O desafio não é só de infraestrutura. É de mentalidade. Enquanto o governo central discute como financiar mais salas de aula e mais professores de PLNM, Lousã já está a construir uma nova cultura escolar — uma que não vê a diversidade como um problema, mas como um recurso. A escola de Lousã já não é só portuguesa. É europeia. É global. E isso, por mais incómodo que pareça, é o futuro.Na próxima década, as escolas em cidades pequenas como esta serão o laboratório da educação do século XXI. E Lousã, com seus 200 alunos de 28 países, está a escrever o primeiro capítulo.
Frequently Asked Questions
Por que Lousã tem tantos alunos estrangeiros se é uma cidade pequena?
Apesar do tamanho, Lousã atrai famílias por causa da qualidade de vida, custo de vida mais baixo e oportunidades de trabalho em setores como a agricultura, indústria e saúde. Muitos trabalhadores estrangeiros, especialmente da Roménia e Ucrânia, escolhem a região por ter boas escolas públicas e comunidades acolhedoras — algo que não encontram em grandes centros urbanos.
Como as escolas estão a lidar com a língua portuguesa para alunos que não a falam?
O Conselho Municipal de Educação criou programas PLNM (Português como Língua Não Materna) com aulas específicas, materiais visuais e auxiliares linguísticos. Professores receberam formação em ensino de línguas para crianças. Em algumas turmas, os alunos estrangeiros passam parte do dia em grupos reduzidos, aprendendo vocabulário básico antes de se integrarem totalmente.

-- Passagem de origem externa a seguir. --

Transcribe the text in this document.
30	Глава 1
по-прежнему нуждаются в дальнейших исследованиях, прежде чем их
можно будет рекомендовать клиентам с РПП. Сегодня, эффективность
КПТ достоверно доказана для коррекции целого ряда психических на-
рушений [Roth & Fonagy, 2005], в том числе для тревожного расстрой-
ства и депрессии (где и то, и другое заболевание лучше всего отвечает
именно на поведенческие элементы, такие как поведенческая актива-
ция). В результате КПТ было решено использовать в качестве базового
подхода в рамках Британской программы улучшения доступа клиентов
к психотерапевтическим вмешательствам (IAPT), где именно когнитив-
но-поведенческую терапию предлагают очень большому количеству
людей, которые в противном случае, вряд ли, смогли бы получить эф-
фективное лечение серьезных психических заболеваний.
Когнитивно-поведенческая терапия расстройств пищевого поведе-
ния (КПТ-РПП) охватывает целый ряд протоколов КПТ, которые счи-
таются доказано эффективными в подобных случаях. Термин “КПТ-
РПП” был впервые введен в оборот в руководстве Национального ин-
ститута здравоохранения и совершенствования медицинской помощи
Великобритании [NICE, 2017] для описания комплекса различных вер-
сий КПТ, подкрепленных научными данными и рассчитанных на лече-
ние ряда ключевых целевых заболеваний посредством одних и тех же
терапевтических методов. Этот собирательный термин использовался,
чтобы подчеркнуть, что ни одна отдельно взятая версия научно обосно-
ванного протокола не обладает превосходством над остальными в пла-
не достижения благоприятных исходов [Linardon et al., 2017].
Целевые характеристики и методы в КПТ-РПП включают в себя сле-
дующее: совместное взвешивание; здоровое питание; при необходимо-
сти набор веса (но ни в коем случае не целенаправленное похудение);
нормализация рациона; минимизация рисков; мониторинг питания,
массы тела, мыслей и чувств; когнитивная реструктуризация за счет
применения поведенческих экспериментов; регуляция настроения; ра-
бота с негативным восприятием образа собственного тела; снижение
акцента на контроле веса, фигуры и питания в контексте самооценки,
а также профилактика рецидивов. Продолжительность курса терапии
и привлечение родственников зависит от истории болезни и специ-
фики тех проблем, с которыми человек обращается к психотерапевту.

O ERASMUS+ está a ajudar na integração dos alunos estrangeiros?
Sim. Os intercâmbios criam laços de empatia. Quando alunos portugueses vão para a Polónia ou Espanha, voltam com uma nova perspetiva. E quando alunos estrangeiros vêm para Lousã, sentem-se menos estranhos. O programa não é só académico — é humano. Muitos desses estudantes mantêm contacto anos depois.
Há algum risco de sobrecarga nas escolas?
O risco existe, mas está a ser gerido. As turmas aumentaram, mas não há superlotação crítica. O problema maior é a falta de professores especializados em PLNM e recursos pedagógicos. A Câmara já pediu apoio ao Ministério da Educação, mas as respostas ainda são lentas. A solução passa por investimento local e formação contínua.
O que acontece com esses alunos quando terminam o ensino secundário?
Muitos continuam em Portugal — alguns no ensino superior, outros em cursos profissionais. A STATUS - Escola Profissional Lousã já registou alunos estrangeiros a serem contratados por empresas locais após a formação. Outros voltam aos seus países, mas com um domínio do português e uma rede de contactos que os torna mais competitivos no mercado europeu.
Como é diferente a situação em Lousã da de grandes cidades como Lisboa ou Porto?
Em grandes cidades, a diversidade é normalizada — mas também mais dispersa. Em Lousã, cada aluno estrangeiro é visível, cada mudança é sentida. Isso obriga a uma resposta mais coletiva e mais humana. Não há anonimato. A escola é o centro da comunidade — e por isso, a integração é mais profunda, mas também mais exigente.